First of all, the stereotype about French people being stuck up or arrogant is crap. Now maybe its because I was in the south which is more relaxed than say Paris or Lyon but the locals were very polite. I tried my best with the language which amused some of them and then they happily obliged me by speaking English. Turns out they don’t mind if your French sucks so long as you try. Plus the French don’t acknowledge you in the street the way Irish people often do but that’s not because they’re snobs, it’s because it’s just not within their culture. But ask them for directions and they will help you. Another stereotype is that the French love designer labels which is quite far from the truth. In Nice there are plenty of fancy clothes shops but the local folk are quite happy to buy Penney’s or H&M gear too. That assumption that the French are lovers of love is true though. The men are quite fearless when it comes to approaching someone for a date. They’d see you from a mile away and come running just to ask you for your number. And you can’t say you’re not interested because they see this as playing hard to get which just encourages them. I was a little embarrassed by this as it is something that Irish men just don’t do. To get them to leave me alone I told them I was married which did the trick. I have to admit I was flattered as I don’t receive that kind of attention from people over here. Also the French people really, really love dogs. Like dogs were allowed in supermarkets and restaurants. Funny as I always had them pegged as cat people.

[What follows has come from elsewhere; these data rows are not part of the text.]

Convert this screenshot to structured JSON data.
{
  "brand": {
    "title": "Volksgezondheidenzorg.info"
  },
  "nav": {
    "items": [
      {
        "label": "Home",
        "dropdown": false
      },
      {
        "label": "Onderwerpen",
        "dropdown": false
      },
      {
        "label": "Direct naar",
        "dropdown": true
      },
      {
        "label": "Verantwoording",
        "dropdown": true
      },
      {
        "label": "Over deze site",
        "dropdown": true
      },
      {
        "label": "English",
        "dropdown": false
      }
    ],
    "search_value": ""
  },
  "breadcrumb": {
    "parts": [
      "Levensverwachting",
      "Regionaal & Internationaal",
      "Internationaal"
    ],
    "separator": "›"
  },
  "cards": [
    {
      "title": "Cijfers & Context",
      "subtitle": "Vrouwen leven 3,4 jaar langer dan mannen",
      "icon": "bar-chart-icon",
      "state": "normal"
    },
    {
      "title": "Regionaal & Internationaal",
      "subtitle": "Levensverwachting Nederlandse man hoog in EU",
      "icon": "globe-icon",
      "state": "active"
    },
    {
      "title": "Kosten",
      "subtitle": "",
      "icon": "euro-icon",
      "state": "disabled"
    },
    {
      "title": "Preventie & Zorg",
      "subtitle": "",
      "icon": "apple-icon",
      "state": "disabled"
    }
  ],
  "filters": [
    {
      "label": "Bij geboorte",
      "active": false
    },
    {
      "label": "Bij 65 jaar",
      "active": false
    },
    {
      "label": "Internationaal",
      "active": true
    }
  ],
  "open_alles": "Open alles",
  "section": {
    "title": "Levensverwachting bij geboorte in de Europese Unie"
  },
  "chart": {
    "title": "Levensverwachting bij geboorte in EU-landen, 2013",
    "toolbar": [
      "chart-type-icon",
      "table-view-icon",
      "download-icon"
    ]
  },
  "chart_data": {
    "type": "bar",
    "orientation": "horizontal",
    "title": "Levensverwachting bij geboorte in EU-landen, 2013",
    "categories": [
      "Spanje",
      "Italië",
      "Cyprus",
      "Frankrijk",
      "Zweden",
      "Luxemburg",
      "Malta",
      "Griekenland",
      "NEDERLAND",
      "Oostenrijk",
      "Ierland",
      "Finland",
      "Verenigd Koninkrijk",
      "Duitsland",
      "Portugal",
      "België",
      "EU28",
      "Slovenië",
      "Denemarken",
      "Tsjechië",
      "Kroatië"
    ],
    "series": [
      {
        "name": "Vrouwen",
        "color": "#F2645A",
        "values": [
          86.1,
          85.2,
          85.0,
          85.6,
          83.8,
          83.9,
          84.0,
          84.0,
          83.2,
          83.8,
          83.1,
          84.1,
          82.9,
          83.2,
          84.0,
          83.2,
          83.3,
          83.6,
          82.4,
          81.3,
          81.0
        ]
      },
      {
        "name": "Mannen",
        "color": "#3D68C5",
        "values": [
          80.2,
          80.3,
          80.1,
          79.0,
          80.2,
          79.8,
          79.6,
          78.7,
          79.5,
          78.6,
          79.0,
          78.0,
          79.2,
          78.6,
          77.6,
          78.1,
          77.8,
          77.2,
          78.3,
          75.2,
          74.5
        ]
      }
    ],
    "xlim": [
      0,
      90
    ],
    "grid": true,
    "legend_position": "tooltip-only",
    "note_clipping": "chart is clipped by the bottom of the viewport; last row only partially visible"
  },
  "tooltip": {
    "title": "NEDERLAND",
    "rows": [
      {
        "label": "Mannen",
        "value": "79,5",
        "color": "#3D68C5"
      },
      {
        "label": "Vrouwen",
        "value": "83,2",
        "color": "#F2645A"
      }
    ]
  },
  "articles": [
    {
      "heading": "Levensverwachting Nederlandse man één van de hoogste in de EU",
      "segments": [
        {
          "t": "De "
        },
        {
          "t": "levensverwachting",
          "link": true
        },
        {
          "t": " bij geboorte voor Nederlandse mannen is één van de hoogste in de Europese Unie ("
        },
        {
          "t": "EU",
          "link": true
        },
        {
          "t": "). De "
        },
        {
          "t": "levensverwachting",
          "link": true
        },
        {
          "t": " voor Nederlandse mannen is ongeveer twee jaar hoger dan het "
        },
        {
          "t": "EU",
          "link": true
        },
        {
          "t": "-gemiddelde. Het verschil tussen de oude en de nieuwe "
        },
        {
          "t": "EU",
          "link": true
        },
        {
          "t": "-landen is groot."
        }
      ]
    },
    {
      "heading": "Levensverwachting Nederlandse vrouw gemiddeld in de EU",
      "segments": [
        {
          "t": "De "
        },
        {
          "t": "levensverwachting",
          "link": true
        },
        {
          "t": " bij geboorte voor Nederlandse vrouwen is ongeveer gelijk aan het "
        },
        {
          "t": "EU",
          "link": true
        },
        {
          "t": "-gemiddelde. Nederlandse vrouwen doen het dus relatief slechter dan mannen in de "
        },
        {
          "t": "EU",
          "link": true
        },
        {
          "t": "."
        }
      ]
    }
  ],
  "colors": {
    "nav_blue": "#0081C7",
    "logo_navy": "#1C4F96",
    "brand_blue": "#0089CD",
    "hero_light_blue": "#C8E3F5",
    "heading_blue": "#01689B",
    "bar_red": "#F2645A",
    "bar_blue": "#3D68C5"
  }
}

So all in all I enjoyed my time there. In fact I more than enjoyed it I loved it! France had never been a place I had been very keen to visit but after spending 3 whole months there my feelings have changed completely. Nice with its vibrancy, its relaxed and friendly natives, it’s many beautiful buildings and most importantly, the atmosphere. In Nice there was just a general feeling that everything was good and easy-going. That this was an untouchable place of peace and happiness. That even if things weren’t so great right at that moment then they would be sooner or later, that everything would be okay in the end.
That was until the tragic event on July 14th, Bastille Day.
On that day of celebration, a man took to Promenade des Anglais in a truck and drove through the crowds at high-speed killing 84 people and injuring many others, a lot of them children. This vicious act of terrorism took place on the night when the people of France celebrated what they believed in. Liberté, égalité, fraternité. This hit me so hard. Even though I had left the country a long time by then I was still shook by the fact that the street where I had taken many a long and peaceful walk was now the site of a horrific and devastating attack. The people I had gotten to know over there were marked safe, thank God. However the image of Nice being a happy,easy-going city had been shattered. I don’t want the people of Nice to lose their vitality and their warmth of character . I know that the city will be forever altered by this heartbreaking event but I also know that French are not the type to be held down. It is my hope for the people of France especially the ones of Nice that they will take this tragedy and use it to make them stronger and better than ever. Will the city ever regain that sense of happiness and calm? One can only hope.